Wenn soziale Medien zum brutalen Machtinstrument werden
In seinem Roman „Troll“entwirft Michal Hvorecký eine beklemmend gegenwärtige Zukunftsvision.
SALZBURG. Michal Hvorecký hat allen Grund, mit der Politik seines Landes zu hadern. Als Teil der Visegrád-Staaten fährt die Slowakei einen Kurs, der antieuropäisch schnurgerade in einen neuen Nationalismus führt. Er sieht, wie sich Korruption ausbreitet und seriöser Journalismus behindert wird. Hvorecký resigniert nicht, er schreibt mit „Troll“einen Roman, der in einer nahen Zukunft angesiedelt ist und frappante Parallelen mit unserer Gegenwart aufweist.
Der autoritäre Staat erinnert an Russland, wo Religion eine kontrollierte Öffentlichkeit rechtfertigt und Gegner der Politik als Feinde ausgeschaltet werden. Wahrheit wird vom Regime ausgegeben, sie steht in „Harmonie mit Gott, der Kirche und dem Reich“. Dagegen hat die Vernunft keine Chance. Hvorecký denkt „1984“von George Orwell unter gegenwärtigen Voraussetzungen weiter. Macht wird über das Netz ausgeübt, zumal dort in kürzester Zeit die breite Masse erreicht wird, die mit Neuigkeiten gefüttert wird, dank derer auf Abweichler Jagd gemacht werden darf. „Vor allem auf die schwächsten Glieder der Gesellschaft hatten wir es abgesehen, auf Roma und Schwule, auf die hundertdreißig Muslime hierzulande, auf Feministinnen und Intellektuelle.“
Der Erzähler durchschaut, was vorgeht, als er eine junge, rebellische Frau kennenlernt. Gemeinsam gehen sie an die Arbeit, die Macht mit ihren eigenen Mitteln zu schlagen. Dazu müssen sie in deren Schaltzentrale, wo Propaganda gemacht wird. Die beiden werden zu Einschleichdieben im Internet und verfassen die widerwärtigsten Kommentare, die sich rasant verbreiten. Das müssen sie, um nicht aufzufallen und später ihr Zerstörungswerk beginnen zu können. Doch aus dem Pakt mit dem Teufel gibt es keinen Ausstieg. Dass der Roman dennoch eine optimistische Wendung nimmt, ist dem Vertrauen des Autors in die Macht der Gedanken zuzuschreiben.

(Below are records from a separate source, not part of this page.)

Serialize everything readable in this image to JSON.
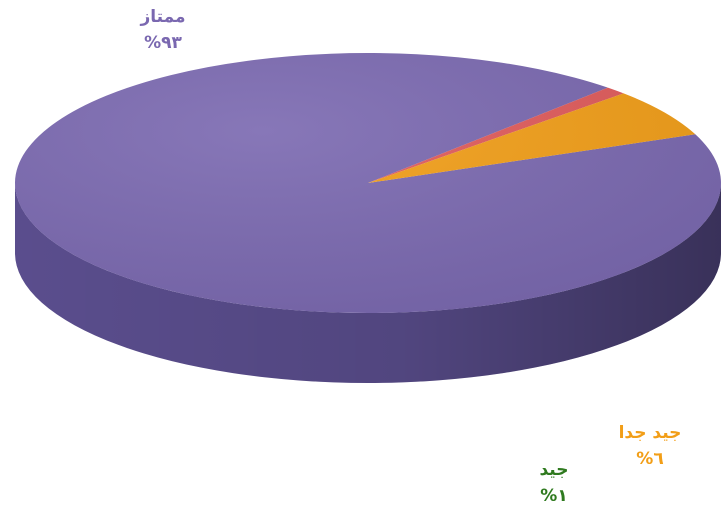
{
  "chart_data": {
    "type": "pie",
    "style": "3d-tilted",
    "title": "",
    "slices": [
      {
        "key": "excellent",
        "label": "ممتاز",
        "value": 93,
        "value_text": "%٩٣",
        "color": "#7a68b0",
        "side_color": "#5c4f90",
        "label_color": "#7a68b0"
      },
      {
        "key": "good",
        "label": "جيد",
        "value": 1,
        "value_text": "%١",
        "color": "#e05a5a",
        "side_color": "#8e2a2a",
        "label_color": "#2f7a1f"
      },
      {
        "key": "very_good",
        "label": "جيد جدا",
        "value": 6,
        "value_text": "%٦",
        "color": "#f29e17",
        "side_color": "#d8860d",
        "label_color": "#f29e17"
      }
    ]
  }
}
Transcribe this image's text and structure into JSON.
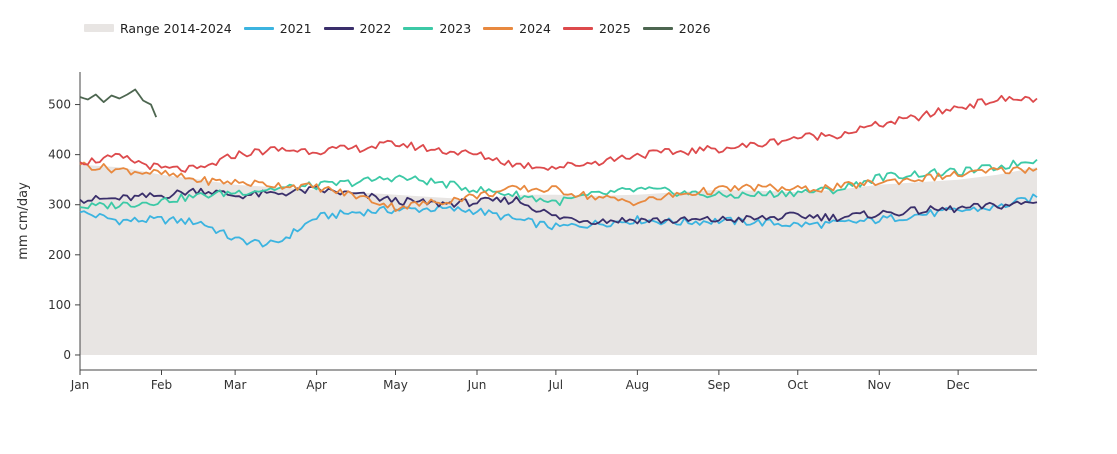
{
  "chart_data": {
    "type": "line",
    "xlabel": "",
    "ylabel": "mm cm/day",
    "ylim": [
      -30,
      565
    ],
    "x_ticks": [
      "Jan",
      "Feb",
      "Mar",
      "Apr",
      "May",
      "Jun",
      "Jul",
      "Aug",
      "Sep",
      "Oct",
      "Nov",
      "Dec"
    ],
    "y_ticks": [
      0,
      100,
      200,
      300,
      400,
      500
    ],
    "legend_position": "top-left",
    "grid": false,
    "range_band": {
      "name": "Range 2014-2024",
      "color": "#e8e5e3",
      "x": [
        "Jan 1",
        "Jan 16",
        "Feb 1",
        "Feb 16",
        "Mar 1",
        "Mar 16",
        "Apr 1",
        "Apr 16",
        "May 1",
        "May 16",
        "Jun 1",
        "Jun 16",
        "Jul 1",
        "Jul 16",
        "Aug 1",
        "Aug 16",
        "Sep 1",
        "Sep 16",
        "Oct 1",
        "Oct 16",
        "Nov 1",
        "Nov 16",
        "Dec 1",
        "Dec 16",
        "Dec 31"
      ],
      "lower": [
        0,
        0,
        0,
        0,
        0,
        0,
        0,
        0,
        0,
        0,
        0,
        0,
        0,
        0,
        0,
        0,
        0,
        0,
        0,
        0,
        0,
        0,
        0,
        0,
        0
      ],
      "upper": [
        380,
        375,
        360,
        350,
        340,
        335,
        330,
        325,
        320,
        315,
        310,
        320,
        320,
        318,
        320,
        325,
        330,
        328,
        325,
        330,
        340,
        345,
        350,
        360,
        375
      ]
    },
    "series": [
      {
        "name": "2021",
        "color": "#3cb4e0",
        "x": [
          "Jan 1",
          "Jan 16",
          "Feb 1",
          "Feb 16",
          "Mar 1",
          "Mar 16",
          "Apr 1",
          "Apr 16",
          "May 1",
          "May 16",
          "Jun 1",
          "Jun 16",
          "Jul 1",
          "Jul 16",
          "Aug 1",
          "Aug 16",
          "Sep 1",
          "Sep 16",
          "Oct 1",
          "Oct 16",
          "Nov 1",
          "Nov 16",
          "Dec 1",
          "Dec 16",
          "Dec 31"
        ],
        "values": [
          285,
          268,
          270,
          265,
          230,
          220,
          275,
          285,
          290,
          292,
          288,
          270,
          255,
          262,
          270,
          265,
          268,
          265,
          260,
          262,
          270,
          280,
          288,
          295,
          315
        ]
      },
      {
        "name": "2022",
        "color": "#3a2f6b",
        "x": [
          "Jan 1",
          "Jan 16",
          "Feb 1",
          "Feb 16",
          "Mar 1",
          "Mar 16",
          "Apr 1",
          "Apr 16",
          "May 1",
          "May 16",
          "Jun 1",
          "Jun 16",
          "Jul 1",
          "Jul 16",
          "Aug 1",
          "Aug 16",
          "Sep 1",
          "Sep 16",
          "Oct 1",
          "Oct 16",
          "Nov 1",
          "Nov 16",
          "Dec 1",
          "Dec 16",
          "Dec 31"
        ],
        "values": [
          310,
          312,
          318,
          330,
          318,
          322,
          330,
          320,
          308,
          302,
          305,
          310,
          275,
          268,
          270,
          268,
          270,
          272,
          278,
          275,
          282,
          288,
          292,
          298,
          305
        ]
      },
      {
        "name": "2023",
        "color": "#3cc9a6",
        "x": [
          "Jan 1",
          "Jan 16",
          "Feb 1",
          "Feb 16",
          "Mar 1",
          "Mar 16",
          "Apr 1",
          "Apr 16",
          "May 1",
          "May 16",
          "Jun 1",
          "Jun 16",
          "Jul 1",
          "Jul 16",
          "Aug 1",
          "Aug 16",
          "Sep 1",
          "Sep 16",
          "Oct 1",
          "Oct 16",
          "Nov 1",
          "Nov 16",
          "Dec 1",
          "Dec 16",
          "Dec 31"
        ],
        "values": [
          295,
          300,
          308,
          318,
          325,
          332,
          338,
          345,
          355,
          345,
          330,
          320,
          305,
          320,
          330,
          325,
          318,
          320,
          325,
          330,
          355,
          362,
          365,
          375,
          390
        ]
      },
      {
        "name": "2024",
        "color": "#e8893f",
        "x": [
          "Jan 1",
          "Jan 16",
          "Feb 1",
          "Feb 16",
          "Mar 1",
          "Mar 16",
          "Apr 1",
          "Apr 16",
          "May 1",
          "May 16",
          "Jun 1",
          "Jun 16",
          "Jul 1",
          "Jul 16",
          "Aug 1",
          "Aug 16",
          "Sep 1",
          "Sep 16",
          "Oct 1",
          "Oct 16",
          "Nov 1",
          "Nov 16",
          "Dec 1",
          "Dec 16",
          "Dec 31"
        ],
        "values": [
          380,
          370,
          362,
          348,
          345,
          340,
          335,
          318,
          295,
          305,
          318,
          332,
          330,
          315,
          305,
          320,
          330,
          335,
          330,
          335,
          345,
          352,
          360,
          368,
          372
        ]
      },
      {
        "name": "2025",
        "color": "#dd4a4c",
        "x": [
          "Jan 1",
          "Jan 16",
          "Feb 1",
          "Feb 16",
          "Mar 1",
          "Mar 16",
          "Apr 1",
          "Apr 16",
          "May 1",
          "May 16",
          "Jun 1",
          "Jun 16",
          "Jul 1",
          "Jul 16",
          "Aug 1",
          "Aug 16",
          "Sep 1",
          "Sep 16",
          "Oct 1",
          "Oct 16",
          "Nov 1",
          "Nov 16",
          "Dec 1",
          "Dec 16",
          "Dec 31"
        ],
        "values": [
          385,
          395,
          372,
          370,
          400,
          410,
          408,
          412,
          422,
          410,
          400,
          380,
          375,
          385,
          400,
          405,
          412,
          420,
          435,
          440,
          460,
          475,
          495,
          510,
          512
        ]
      },
      {
        "name": "2026",
        "color": "#4d6650",
        "x": [
          "Jan 1",
          "Jan 4",
          "Jan 7",
          "Jan 10",
          "Jan 13",
          "Jan 16",
          "Jan 19",
          "Jan 22",
          "Jan 25",
          "Jan 28",
          "Jan 30"
        ],
        "values": [
          515,
          510,
          520,
          505,
          518,
          512,
          520,
          530,
          508,
          500,
          475
        ]
      }
    ]
  }
}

Trolle schleichen sich mittels sozialer Netzwerke ins Bewusstsein der Nutzer, um mit hochgradig emotionalen Erfindungen über Personen und Ereignisse die Geschichte umzuschreiben. Das gelingt, weil Fachleute sowieso kein Gehör finden. Wenn man Trolling als Idee auffasst, braucht man eine andere Idee, um den Gehirnwäschevorgang zu stoppen. Der Erzähler, dem dämmert, dass er allmählich einer Idee verfällt, die zu bekämpfen er eigentlich angetreten ist, arbeitet sich aus der Falle, indem er sein Leben aufs Spiel setzt. Als Mensch kann man ihn vernichten, aber ihn als Idee, als Gegenentwurf zum herrschenden Ungeist, vermag niemand aus der Welt zu schaffen. Er macht rückgängig, was er vehement betrieben hat, als er eine paranoide Gesellschaft weiter aufstachelte. „Eine Lüge ist eine Lüge, und man muss über sie die Wahrheit sagen“, schreibt er jetzt. Diese Dystopie ist deshalb so beklemmend, weil sie sichtbar Anleihen bei unserer Gegenwart nimmt. Vor allem ist der Roman eine Aufforderung, kritisches Denken zuzulassen und zu entwickeln. Ohne Geisteswissenschaften ist dieses nicht zu haben, davon aber will eine Bildungspolitik, die sich für modern hält, nichts wissen. So schafft sie sich eine Legion von Untertanen. Was das heißt, lässt sich hier nachlesen!